No eixo horizontal, os dias indicam a terça-feira de cada
semana e mostram o pico de mortes. A linha vermelha do gráfico é a média
variável das semanas de epidemia. Neste caso, em que são consideradas as mortes
acumuladas no período e não as mortes ocorridas no dia, a curva indica uma
ascendente constante.
O atraso na divulgação dos dados de mortes no país gera
distorções que impactam as medidas de combate ao coronavírus. Para o médico
Juliano Fernandes de Lara, se um gráfico que representa o número de mortes diárias
mostra uma curva de tendência estável ou em queda, esse dado pode indicar que o
sistema de saúde está sob controle — portanto, medidas de flexibilização do
confinamento podem ser tomadas com mais segurança.
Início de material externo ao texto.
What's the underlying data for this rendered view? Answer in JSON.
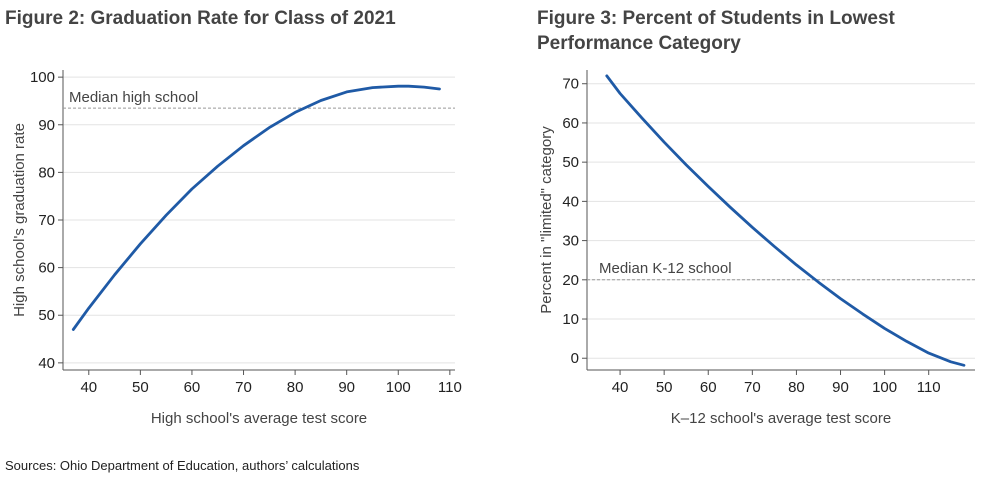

Por outro lado, “se há
curvas irregulares apontando 700 mortes em um dia, 400 no outro e depois 300, é
difícil entender a lógica e a tendência da curva”, pondera. Segundo Fernandes,
a análise dos gráficos indica que o mês de maio foi muito mais de “consolidação
e saída da pandemia” do que de intensificação e piora do quadro no
país. Ou seja, desde que não haja uma segunda onda de contaminação no
Brasil, o pior já passou. [Amém. DEUS SEJA LOUVADO.]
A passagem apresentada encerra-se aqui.